With regard to the powers of urban planning, the opinion questions how the internormative relations between different territorial entities are treated in the Land Law, whose autonomy is guaranteed by the Constitution. It also questions the constitutionality of the contents of the Law referring to the radical nullity of plans that exceed the minimum necessary content, which, moreover, constitutes, in the opinion of Professor Marcos Vaquer, "a potentially inexhaustible source of contentious-administrative appeals". 

Finally, in this section, the extraordinary planning instruments are studied from a constitutional perspective, and in particular the projects of insular or autonomous interest. On them, it points out that they would be unconstitutional due to the "indetermination of the legitimizing assumptions", for jumping over the ordinary planning system and breaking the municipal autonomy. And also, according to the FCM, the opinion considers unconstitutional that these projects are aligned, in some article, with the "ordinances without significant effects on the environment […] for the purposes of submitting them to simplified evaluation".  

 

Expert in law, land, housing and sustainability


Marcos Vaquer Caballería is Professor of Administrative Law at the Carlos III University of Madrid.
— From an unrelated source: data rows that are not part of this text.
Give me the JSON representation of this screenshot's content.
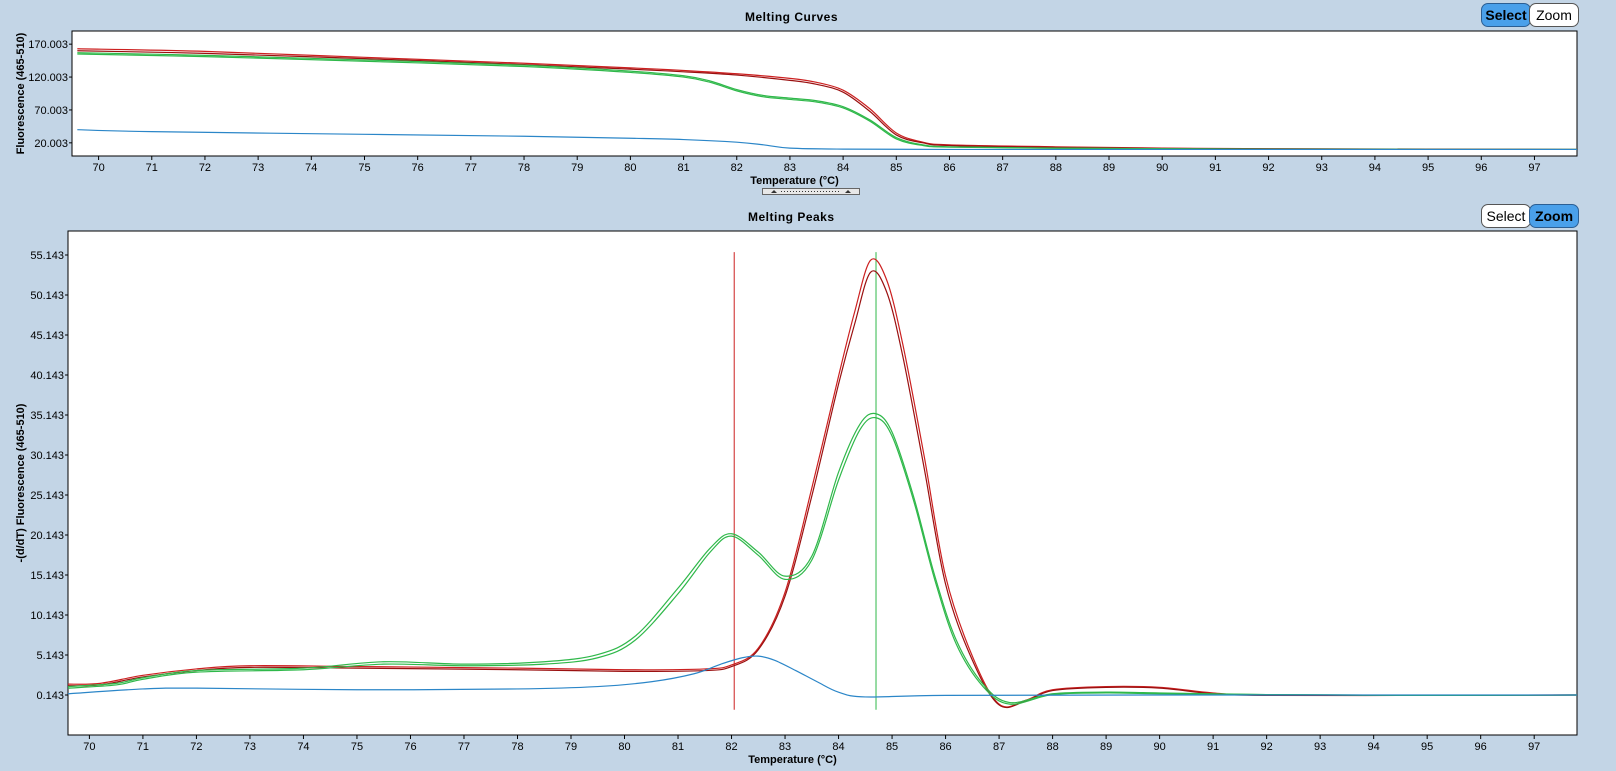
{
  "top_panel": {
    "title": "Melting Curves",
    "select_label": "Select",
    "zoom_label": "Zoom",
    "active_mode": "select"
  },
  "bottom_panel": {
    "title": "Melting Peaks",
    "select_label": "Select",
    "zoom_label": "Zoom",
    "active_mode": "zoom"
  },
  "colors": {
    "red": "#cc2020",
    "darkred": "#9a1010",
    "green": "#2fb84a",
    "blue": "#2b86c8",
    "background": "#c3d5e6"
  },
  "chart_data": [
    {
      "type": "line",
      "title": "Melting Curves",
      "xlabel": "Temperature (°C)",
      "ylabel": "Fluorescence (465-510)",
      "xlim": [
        69.5,
        97.8
      ],
      "ylim": [
        0,
        190
      ],
      "xticks": [
        70,
        71,
        72,
        73,
        74,
        75,
        76,
        77,
        78,
        79,
        80,
        81,
        82,
        83,
        84,
        85,
        86,
        87,
        88,
        89,
        90,
        91,
        92,
        93,
        94,
        95,
        96,
        97
      ],
      "yticks": [
        "20.003",
        "70.003",
        "120.003",
        "170.003"
      ],
      "ytick_values": [
        20.003,
        70.003,
        120.003,
        170.003
      ],
      "grid": false,
      "series": [
        {
          "color": "red",
          "x": [
            69.6,
            72,
            75,
            78,
            80,
            81,
            82,
            83,
            83.5,
            84,
            84.5,
            85,
            85.5,
            86,
            88,
            90,
            92,
            95,
            97.8
          ],
          "y": [
            163,
            159,
            150,
            141,
            134,
            130,
            125,
            118,
            112,
            100,
            72,
            35,
            21,
            17,
            14,
            12,
            11,
            10.5,
            10
          ]
        },
        {
          "color": "darkred",
          "x": [
            69.6,
            72,
            75,
            78,
            80,
            81,
            82,
            83,
            83.5,
            84,
            84.5,
            85,
            85.5,
            86,
            88,
            90,
            92,
            95,
            97.8
          ],
          "y": [
            160,
            156,
            148,
            139,
            132,
            128,
            123,
            115,
            109,
            97,
            68,
            32,
            20,
            16,
            13,
            11.5,
            10.8,
            10.3,
            10
          ]
        },
        {
          "color": "green",
          "x": [
            69.6,
            72,
            75,
            78,
            80,
            81,
            81.5,
            82,
            82.5,
            83,
            83.5,
            84,
            84.5,
            85,
            85.5,
            86,
            88,
            90,
            92,
            95,
            97.8
          ],
          "y": [
            157,
            153,
            146,
            138,
            129,
            122,
            114,
            101,
            92,
            88,
            84,
            75,
            55,
            28,
            17,
            14,
            12,
            11,
            10.5,
            10,
            10
          ]
        },
        {
          "color": "green",
          "x": [
            69.6,
            72,
            75,
            78,
            80,
            81,
            81.5,
            82,
            82.5,
            83,
            83.5,
            84,
            84.5,
            85,
            85.5,
            86,
            88,
            90,
            92,
            95,
            97.8
          ],
          "y": [
            155,
            151,
            144,
            136,
            127,
            120,
            112,
            99,
            90,
            86,
            82,
            73,
            53,
            26,
            16,
            13.5,
            11.8,
            10.8,
            10.3,
            10,
            10
          ]
        },
        {
          "color": "blue",
          "x": [
            69.6,
            71,
            75,
            78,
            80,
            81,
            82,
            82.5,
            83,
            84,
            86,
            90,
            97.8
          ],
          "y": [
            40,
            37,
            33,
            30,
            27,
            25,
            21,
            17,
            12,
            10.5,
            10,
            10,
            10
          ]
        }
      ]
    },
    {
      "type": "line",
      "title": "Melting Peaks",
      "xlabel": "Temperature (°C)",
      "ylabel": "-(d/dT) Fluorescence (465-510)",
      "xlim": [
        69.6,
        97.8
      ],
      "ylim": [
        -4.857,
        58.143
      ],
      "xticks": [
        70,
        71,
        72,
        73,
        74,
        75,
        76,
        77,
        78,
        79,
        80,
        81,
        82,
        83,
        84,
        85,
        86,
        87,
        88,
        89,
        90,
        91,
        92,
        93,
        94,
        95,
        96,
        97
      ],
      "yticks": [
        "0.143",
        "5.143",
        "10.143",
        "15.143",
        "20.143",
        "25.143",
        "30.143",
        "35.143",
        "40.143",
        "45.143",
        "50.143",
        "55.143"
      ],
      "ytick_values": [
        0.143,
        5.143,
        10.143,
        15.143,
        20.143,
        25.143,
        30.143,
        35.143,
        40.143,
        45.143,
        50.143,
        55.143
      ],
      "grid": false,
      "vertical_markers": [
        {
          "x": 82.05,
          "color": "red",
          "y_range": [
            -1.7,
            55.5
          ]
        },
        {
          "x": 84.7,
          "color": "green",
          "y_range": [
            -1.7,
            55.5
          ]
        }
      ],
      "series": [
        {
          "color": "red",
          "x": [
            69.6,
            70.2,
            71,
            72,
            73,
            75,
            78,
            80,
            81.5,
            82,
            82.5,
            83,
            83.5,
            84,
            84.3,
            84.6,
            84.9,
            85.2,
            85.6,
            86,
            86.5,
            87,
            87.5,
            88,
            89,
            90,
            91,
            92,
            95,
            97.8
          ],
          "y": [
            1.5,
            1.6,
            2.6,
            3.4,
            3.8,
            3.7,
            3.5,
            3.3,
            3.4,
            3.9,
            6,
            13,
            26,
            40,
            48,
            54.5,
            52,
            44,
            30,
            15,
            5,
            -1,
            -0.5,
            0.8,
            1.2,
            1.1,
            0.4,
            0.1,
            0.1,
            0.143
          ]
        },
        {
          "color": "darkred",
          "x": [
            69.6,
            70.2,
            71,
            72,
            73,
            75,
            78,
            80,
            81.5,
            82,
            82.5,
            83,
            83.5,
            84,
            84.3,
            84.6,
            84.9,
            85.2,
            85.6,
            86,
            86.5,
            87,
            87.5,
            88,
            89,
            90,
            91,
            92,
            95,
            97.8
          ],
          "y": [
            1.3,
            1.4,
            2.4,
            3.2,
            3.6,
            3.5,
            3.3,
            3.1,
            3.2,
            3.7,
            5.8,
            12.5,
            25,
            39,
            46.5,
            53,
            50.5,
            42.5,
            28.5,
            14,
            4.5,
            -1.1,
            -0.6,
            0.7,
            1.1,
            1.0,
            0.3,
            0.1,
            0.1,
            0.143
          ]
        },
        {
          "color": "green",
          "x": [
            69.6,
            70.5,
            71,
            72,
            74,
            75.5,
            77,
            78.5,
            79.5,
            80.2,
            81,
            81.6,
            82,
            82.5,
            83,
            83.5,
            84,
            84.4,
            84.7,
            85,
            85.4,
            85.8,
            86.2,
            86.7,
            87.2,
            88,
            89,
            90,
            92,
            95,
            97.8
          ],
          "y": [
            1.2,
            1.6,
            2.3,
            3.2,
            3.5,
            4.3,
            4.0,
            4.3,
            5.2,
            7.5,
            13.5,
            18.5,
            20.3,
            18,
            15,
            17.5,
            28,
            34,
            35.3,
            33,
            25,
            15,
            7,
            1.5,
            -0.8,
            0.3,
            0.5,
            0.4,
            0.2,
            0.1,
            0.143
          ]
        },
        {
          "color": "green",
          "x": [
            69.6,
            70.5,
            71,
            72,
            74,
            75.5,
            77,
            78.5,
            79.5,
            80.2,
            81,
            81.6,
            82,
            82.5,
            83,
            83.5,
            84,
            84.4,
            84.7,
            85,
            85.4,
            85.8,
            86.2,
            86.7,
            87.2,
            88,
            89,
            90,
            92,
            95,
            97.8
          ],
          "y": [
            1.0,
            1.4,
            2.1,
            3.0,
            3.3,
            4.0,
            3.8,
            4.0,
            4.8,
            7.0,
            12.8,
            18,
            20,
            17.6,
            14.6,
            17,
            27,
            33.3,
            34.8,
            32.5,
            24.5,
            14.5,
            6.5,
            1.2,
            -1.0,
            0.2,
            0.4,
            0.3,
            0.2,
            0.1,
            0.143
          ]
        },
        {
          "color": "blue",
          "x": [
            69.6,
            71,
            72,
            75,
            78,
            79.5,
            80.5,
            81.3,
            81.8,
            82.2,
            82.5,
            82.8,
            83.2,
            83.6,
            84,
            84.5,
            86,
            90,
            97.8
          ],
          "y": [
            0.3,
            0.9,
            1.0,
            0.8,
            0.9,
            1.2,
            1.8,
            2.8,
            4.0,
            4.8,
            5.0,
            4.5,
            3.2,
            1.8,
            0.5,
            -0.1,
            0.1,
            0.143,
            0.143
          ]
        }
      ]
    }
  ]
}
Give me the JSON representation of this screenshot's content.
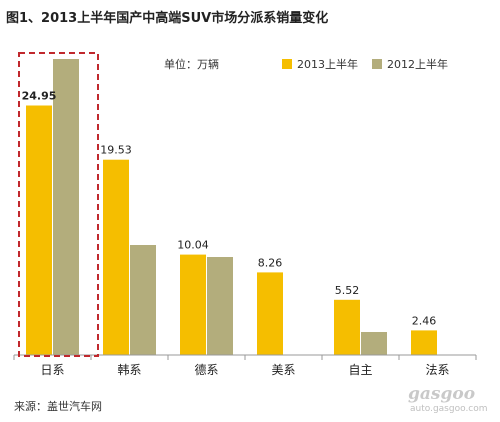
{
  "colors": {
    "series_2013": "#F5BE00",
    "series_2012": "#B3AD7C",
    "highlight_box": "#C0282D",
    "axis": "#999999"
  },
  "chart_data": {
    "type": "bar",
    "title": "图1、2013上半年国产中高端SUV市场分派系销量变化",
    "unit_label": "单位：万辆",
    "categories": [
      "日系",
      "韩系",
      "德系",
      "美系",
      "自主",
      "法系"
    ],
    "series": [
      {
        "name": "2013上半年",
        "values": [
          24.95,
          19.53,
          10.04,
          8.26,
          5.52,
          2.46
        ],
        "data_labels": [
          "24.95",
          "19.53",
          "10.04",
          "8.26",
          "5.52",
          "2.46"
        ]
      },
      {
        "name": "2012上半年",
        "values": [
          29.6,
          11.0,
          9.8,
          0,
          2.3,
          0
        ]
      }
    ],
    "ylim": [
      0,
      30
    ],
    "grid": false,
    "legend": "top-right",
    "highlighted_category": "日系"
  },
  "footer": {
    "source": "来源：盖世汽车网",
    "watermark_main": "gasgoo",
    "watermark_url": "auto.gasgoo.com"
  }
}
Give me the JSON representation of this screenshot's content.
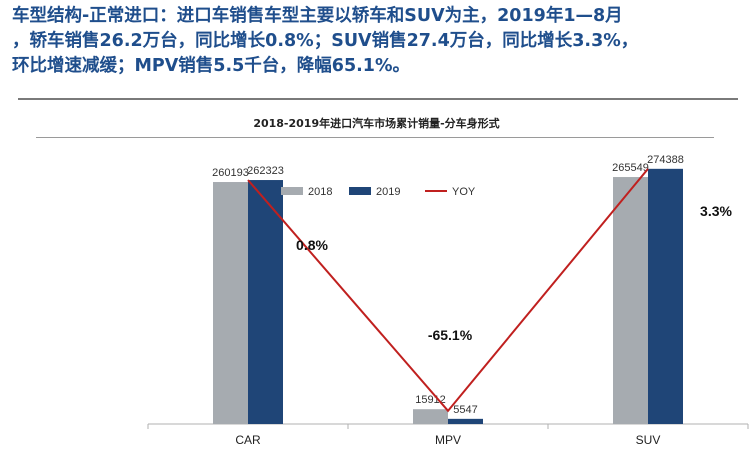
{
  "headline": {
    "line1": "车型结构-正常进口：进口车销售车型主要以轿车和SUV为主，2019年1—8月",
    "line2": "，轿车销售26.2万台，同比增长0.8%；SUV销售27.4万台，同比增长3.3%，",
    "line3": "环比增速减缓；MPV销售5.5千台，降幅65.1%。"
  },
  "chart_data": {
    "type": "bar",
    "title": "2018-2019年进口汽车市场累计销量-分车身形式",
    "categories": [
      "CAR",
      "MPV",
      "SUV"
    ],
    "series": [
      {
        "name": "2018",
        "values": [
          260193,
          15912,
          265549
        ],
        "labels": [
          "260193",
          "15912",
          "265549"
        ],
        "color": "#a6abb0"
      },
      {
        "name": "2019",
        "values": [
          262323,
          5547,
          274388
        ],
        "labels": [
          "262323",
          "5547",
          "274388"
        ],
        "color": "#1f4577"
      }
    ],
    "line_series": {
      "name": "YOY",
      "values": [
        0.8,
        -65.1,
        3.3
      ],
      "labels": [
        "0.8%",
        "-65.1%",
        "3.3%"
      ],
      "color": "#c0201f"
    },
    "ylim": [
      0,
      300000
    ],
    "legend_position": "top",
    "grid": false
  }
}
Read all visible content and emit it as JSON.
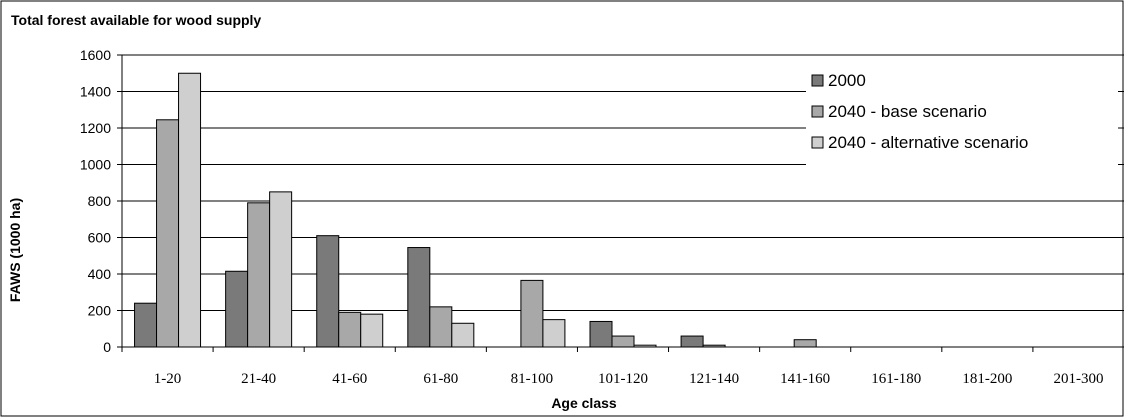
{
  "chart_data": {
    "type": "bar",
    "title": "Total forest available for wood supply",
    "xlabel": "Age class",
    "ylabel": "FAWS (1000 ha)",
    "ylim": [
      0,
      1600
    ],
    "yticks": [
      0,
      200,
      400,
      600,
      800,
      1000,
      1200,
      1400,
      1600
    ],
    "grid": true,
    "legend_position": "top-right",
    "categories": [
      "1-20",
      "21-40",
      "41-60",
      "61-80",
      "81-100",
      "101-120",
      "121-140",
      "141-160",
      "161-180",
      "181-200",
      "201-300"
    ],
    "series": [
      {
        "name": "2000",
        "color": "#7a7a7a",
        "values": [
          240,
          415,
          610,
          545,
          0,
          140,
          60,
          0,
          0,
          0,
          0
        ]
      },
      {
        "name": "2040 - base scenario",
        "color": "#a8a8a8",
        "values": [
          1245,
          790,
          190,
          220,
          365,
          60,
          10,
          40,
          0,
          0,
          0
        ]
      },
      {
        "name": "2040 - alternative scenario",
        "color": "#cfcfcf",
        "values": [
          1500,
          850,
          180,
          130,
          150,
          10,
          0,
          0,
          0,
          0,
          0
        ]
      }
    ],
    "note_81_100": "values follow visual bar positions"
  }
}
He is the author of six monographs and more than fifty articles in scientific journals and chapters in collective books. He has taught courses and given lectures at various foreign universities, such as New York (NYU, USA), Pavia and Sassari (Italy), Paris Ouest (France), del Externado (Colombia), the Andina Simón Bolívar (Ecuador) or the Alberto Hurtado and the Católica de Valparaíso (Chile).

He has held the positions of Undersecretary of Housing and President of the Public Business Entity of Land SEPES (2008-2010), Director General of Urban Planning and Land Policy of the Ministry of Housing (2004-2008) and member of the bureau of the UNECE Committee on Housing and Land Management in the United Nations (2006-2008). He has also participated as an expert in several international technical assistance projects of the European Union in Ibero-America (Ecuador: 2014, Paraguay: 1995, 1998) and coordinated between 2006 and 2008 the Spanish focal point of the URBANNET consortium, a European network for the promotion of research on urban sustainability.